It was Saturday night in November and I was getting ready to go to a concert and write a review. I spent way too long picking out an outfit and doing my hair and makeup. It took forever, but eventually I was able to make it out of my apartment and into a Lyft. I had to take a Lyft even though I did not plan on drinking because I do not drive and I was going alone. Both of these are facts that will become relevant all too quickly.
The drive was decent but pretty long. About five minutes away from the venue I wondered to myself if there was an opening act. I couldn’t remember seeing that there was one, but I am a forgetful sort of person. I pulled out my phone to check. I was already on the venue website from checking their bag policy earlier that evening. I clicked on the event listing the concert I was trying to see to get a closer look. That is the moment I spotted it.
Underneath the details for the show was a small location icon. Next to it? The name of an entirely different venue. It was being sponsored by the venue whose website I was on at an entirely different location forty minutes drive back the way I came.
There was nothing to be done about the fact that I failed a simple reading comprehension test, because the Lyft was coasting to a stop. I got out and thanked the driver and wandered as though dazed to the nearest bench. I sat down to rethink my life choices. I very quickly came to the conclusion that biting the bullet and going back to the other venue was the only option. I would be unfashionably late, but at least I would be there. This is when the second problem of the night hit me. Every Lyft back the way I had just traveled, for the distance I had just traveled, was close to a hundred dollars. I was ready to make the financial sacrifice to fix my mistake, but not when the financial sacrifice was so much higher than on the way there.
I was upset, but mostly just confused. How was it possible that the same distance could cost so much more? The answer was simple. A football game between Duke and UNC Chapel Hill was going on in the area, so traffic was at a stand still. I also found myself at a stand still. I was at an impasse. If I were to sit on the bench in the dark parking lot my phone would probably die before the Lyft prices dropped again, but I didn’t know the area, so I had no clue what would even be open or what was around. Then I remembered I live in the United States, which means I am never far from a fast food place.
Carrboro is a nice place with lots of things to do, but I don’t know directions very well at the best of times in the daylight, so I figured my best option was to pick a direction and start walking until I found something akin to the tell-tale golden arches.

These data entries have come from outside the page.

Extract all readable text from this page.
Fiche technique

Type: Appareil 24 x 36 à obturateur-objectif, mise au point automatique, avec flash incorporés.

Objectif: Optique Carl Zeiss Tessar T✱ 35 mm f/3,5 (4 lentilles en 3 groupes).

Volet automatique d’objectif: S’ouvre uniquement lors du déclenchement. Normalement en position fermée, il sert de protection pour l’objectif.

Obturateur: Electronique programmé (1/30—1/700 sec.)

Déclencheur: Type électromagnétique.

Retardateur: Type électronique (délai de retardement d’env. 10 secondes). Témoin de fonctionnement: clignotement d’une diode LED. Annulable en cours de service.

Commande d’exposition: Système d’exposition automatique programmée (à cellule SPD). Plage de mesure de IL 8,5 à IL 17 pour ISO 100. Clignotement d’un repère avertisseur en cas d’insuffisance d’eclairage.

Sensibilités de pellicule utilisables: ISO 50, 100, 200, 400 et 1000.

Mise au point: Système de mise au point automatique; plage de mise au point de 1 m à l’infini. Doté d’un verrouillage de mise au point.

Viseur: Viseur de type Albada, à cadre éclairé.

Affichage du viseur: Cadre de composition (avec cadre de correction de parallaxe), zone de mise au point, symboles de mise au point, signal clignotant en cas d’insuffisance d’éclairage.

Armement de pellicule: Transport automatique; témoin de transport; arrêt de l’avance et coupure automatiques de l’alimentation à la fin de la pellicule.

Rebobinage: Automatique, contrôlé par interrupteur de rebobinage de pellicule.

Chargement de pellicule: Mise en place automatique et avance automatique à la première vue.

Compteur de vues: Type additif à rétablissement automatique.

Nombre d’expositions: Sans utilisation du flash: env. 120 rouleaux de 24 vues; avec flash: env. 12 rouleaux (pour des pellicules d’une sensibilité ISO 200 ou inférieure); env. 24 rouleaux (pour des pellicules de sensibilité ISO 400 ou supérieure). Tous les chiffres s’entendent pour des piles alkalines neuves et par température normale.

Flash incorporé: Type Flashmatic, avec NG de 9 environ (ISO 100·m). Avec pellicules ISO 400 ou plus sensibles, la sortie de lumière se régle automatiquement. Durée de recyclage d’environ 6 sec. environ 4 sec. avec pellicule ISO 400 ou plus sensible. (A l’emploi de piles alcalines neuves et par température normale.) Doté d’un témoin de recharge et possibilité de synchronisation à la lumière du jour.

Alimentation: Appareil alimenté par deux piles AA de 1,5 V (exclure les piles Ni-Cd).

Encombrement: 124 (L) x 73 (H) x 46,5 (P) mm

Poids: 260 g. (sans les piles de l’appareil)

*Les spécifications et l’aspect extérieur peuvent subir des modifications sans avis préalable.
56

It did not take me long to find a Wendy’s with a line wrapped around the building and a blissfully peaceful and empty dining area. I ordered my requisite frosty and fries in exchange for a place to sit and charge my phone. I figured by now with how far I had walked I surely must be away from the epicenter of it all. I opened Lyft and scanned my options. The time was now 8:54, and the concert started at 8PM. I wanted desperately to still go and see even half of the show but I knew by time I managed to find a ride there, took the forty minutes to get there, and got inside, the show would be practically over. Now I just wanted to find a ride home. Victory!
Prices were way down, from almost a hundred dollars to just a hair over thirty dollars. I could wait for my phone to charge and eat my frosty in peace and quiet knowing that despite the mistakes made, I would get home at a reasonable time. It took me all of ten minutes to eat my food and open the Lyft app again, this time prepared to actually purchase my ride now that my sweet treats were consumed.

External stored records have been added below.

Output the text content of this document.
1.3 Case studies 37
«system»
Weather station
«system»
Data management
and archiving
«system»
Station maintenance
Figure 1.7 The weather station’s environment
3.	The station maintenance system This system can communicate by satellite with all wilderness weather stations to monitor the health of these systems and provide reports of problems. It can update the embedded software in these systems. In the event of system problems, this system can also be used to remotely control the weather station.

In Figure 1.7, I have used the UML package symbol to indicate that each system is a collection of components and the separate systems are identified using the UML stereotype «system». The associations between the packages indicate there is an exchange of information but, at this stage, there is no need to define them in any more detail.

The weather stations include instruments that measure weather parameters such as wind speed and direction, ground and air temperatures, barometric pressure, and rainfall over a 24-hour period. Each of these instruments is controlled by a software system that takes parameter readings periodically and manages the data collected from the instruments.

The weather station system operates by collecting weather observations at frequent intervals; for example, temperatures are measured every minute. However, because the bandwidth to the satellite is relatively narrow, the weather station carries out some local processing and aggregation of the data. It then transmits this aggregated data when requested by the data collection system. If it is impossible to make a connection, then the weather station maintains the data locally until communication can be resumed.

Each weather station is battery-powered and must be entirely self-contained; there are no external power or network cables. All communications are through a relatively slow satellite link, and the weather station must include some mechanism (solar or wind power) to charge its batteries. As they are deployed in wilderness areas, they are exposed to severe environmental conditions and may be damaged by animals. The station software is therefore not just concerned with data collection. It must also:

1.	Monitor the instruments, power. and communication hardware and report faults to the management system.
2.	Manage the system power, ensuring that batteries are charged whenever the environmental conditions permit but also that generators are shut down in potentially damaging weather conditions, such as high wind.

Prices jumped from thirty dollars to over sixty dollars in the time it had taken me to eat a small chocolate frosty. I wanted to throw my phone on the ground and fall to my knees to curse the name of whoever came up with surge pricing. I did not do that though, as the employees of Wendy’s probably had enough things to worry about without hearing my howls over injustice exacted on me via dynamic pricing.

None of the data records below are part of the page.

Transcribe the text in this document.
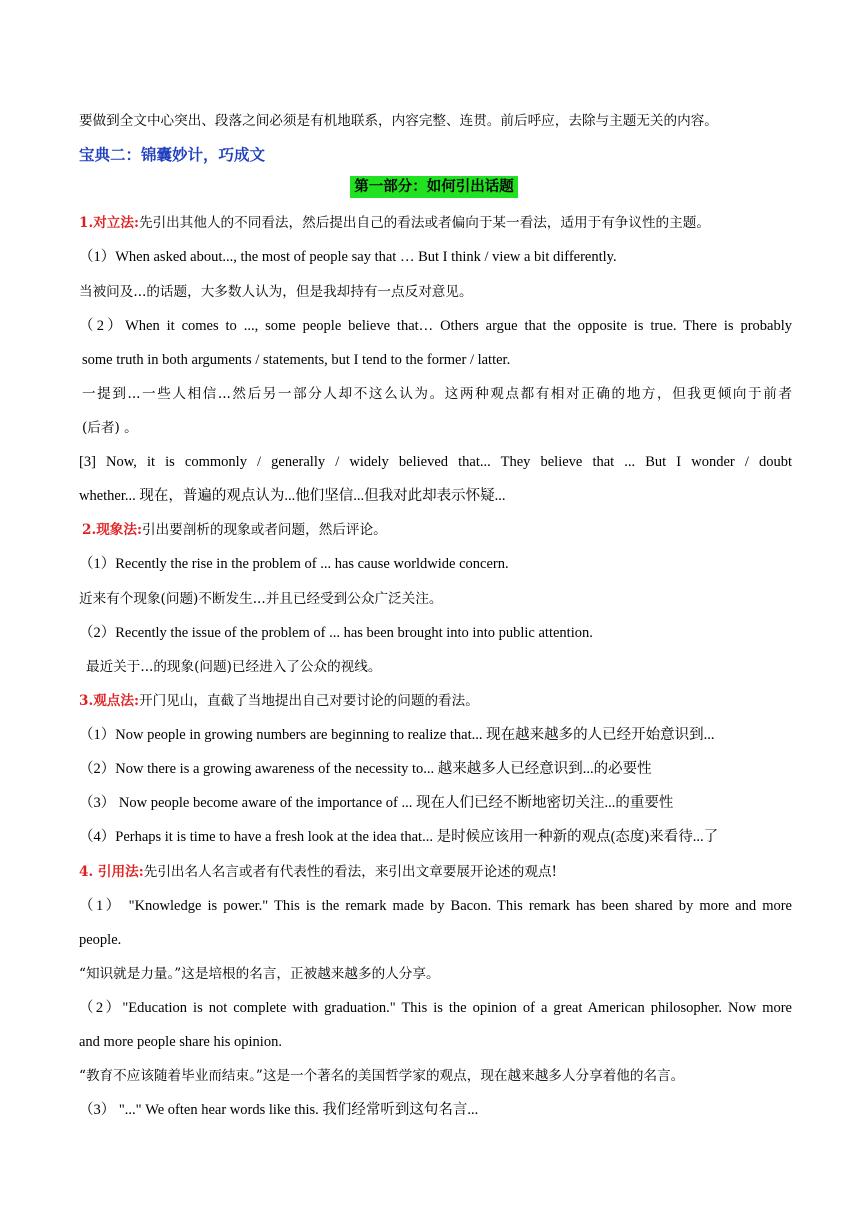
要做到全文中心突出、段落之间必须是有机地联系，内容完整、连贯。前后呼应，去除与主题无关的内容。
宝典二：锦囊妙计，巧成文
第一部分：如何引出话题
1.对立法:先引出其他人的不同看法，然后提出自己的看法或者偏向于某一看法，适用于有争议性的主题。
（1）When asked about..., the most of people say that … But I think / view a bit differently.
当被问及...的话题，大多数人认为，但是我却持有一点反对意见。
（2）When it comes to ..., some people believe that… Others argue that the opposite is true. There is probably
some truth in both arguments / statements, but I tend to the former / latter.
一提到...一些人相信...然后另一部分人却不这么认为。这两种观点都有相对正确的地方，但我更倾向于前者
(后者) 。
[3] Now, it is commonly / generally / widely believed that... They believe that ... But I wonder / doubt
whether... 现在，普遍的观点认为...他们坚信...但我对此却表示怀疑...
2.现象法:引出要剖析的现象或者问题，然后评论。
（1）Recently the rise in the problem of ... has cause worldwide concern.
近来有个现象(问题)不断发生...并且已经受到公众广泛关注。
（2）Recently the issue of the problem of ... has been brought into into public attention.
最近关于...的现象(问题)已经进入了公众的视线。
3.观点法:开门见山，直截了当地提出自己对要讨论的问题的看法。
（1）Now people in growing numbers are beginning to realize that... 现在越来越多的人已经开始意识到...
（2）Now there is a growing awareness of the necessity to... 越来越多人已经意识到...的必要性
（3） Now people become aware of the importance of ... 现在人们已经不断地密切关注...的重要性
（4）Perhaps it is time to have a fresh look at the idea that... 是时候应该用一种新的观点(态度)来看待...了
4. 引用法:先引出名人名言或者有代表性的看法，来引出文章要展开论述的观点!
（1） "Knowledge is power." This is the remark made by Bacon. This remark has been shared by more and more
people.
“知识就是力量。”这是培根的名言，正被越来越多的人分享。
（2）"Education is not complete with graduation." This is the opinion of a great American philosopher. Now more
and more people share his opinion.
“教育不应该随着毕业而结束。”这是一个著名的美国哲学家的观点，现在越来越多人分享着他的名言。
（3） "..." We often hear words like this. 我们经常听到这句名言...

I decided to keep walking, as the Wendy’s was soon to close. It took me a while to find another place that I actually cared to set foot in, but when I did I was greeted by a wonderful atmosphere. There were dimmed lights in the front room of this bar where there was a live band playing. The band was playing music clearly inspired by country and bluegrass, with one member on an impressive instrument held in his lap that I later learned was a steel guitar. They’re not normally what I write about, review, or listen to, but nothing on this night was planned out very far. I was open minded to any music that fell my way, and their energy was infectious.
The whole band had an undeniable chemistry, with them being able to rotate between who was the lead singer like it was nothing at all. I learned that the band was called “The Rattletraps” and that this was not their full roster of members. They had been working on a music video prior to this show, so many of their crew were understandably too tired to play. I was interested in hearing what their full group sounded like, and they kindly invited me to a show of theirs that was happening the next weekend.
So while my original plans for a story and for a band to write about were dashed against the rocks by my own inattentive reading, a new window was opened for me by the end of the night and I intended to boost myself up and through it. This misadventure was worth it in the end.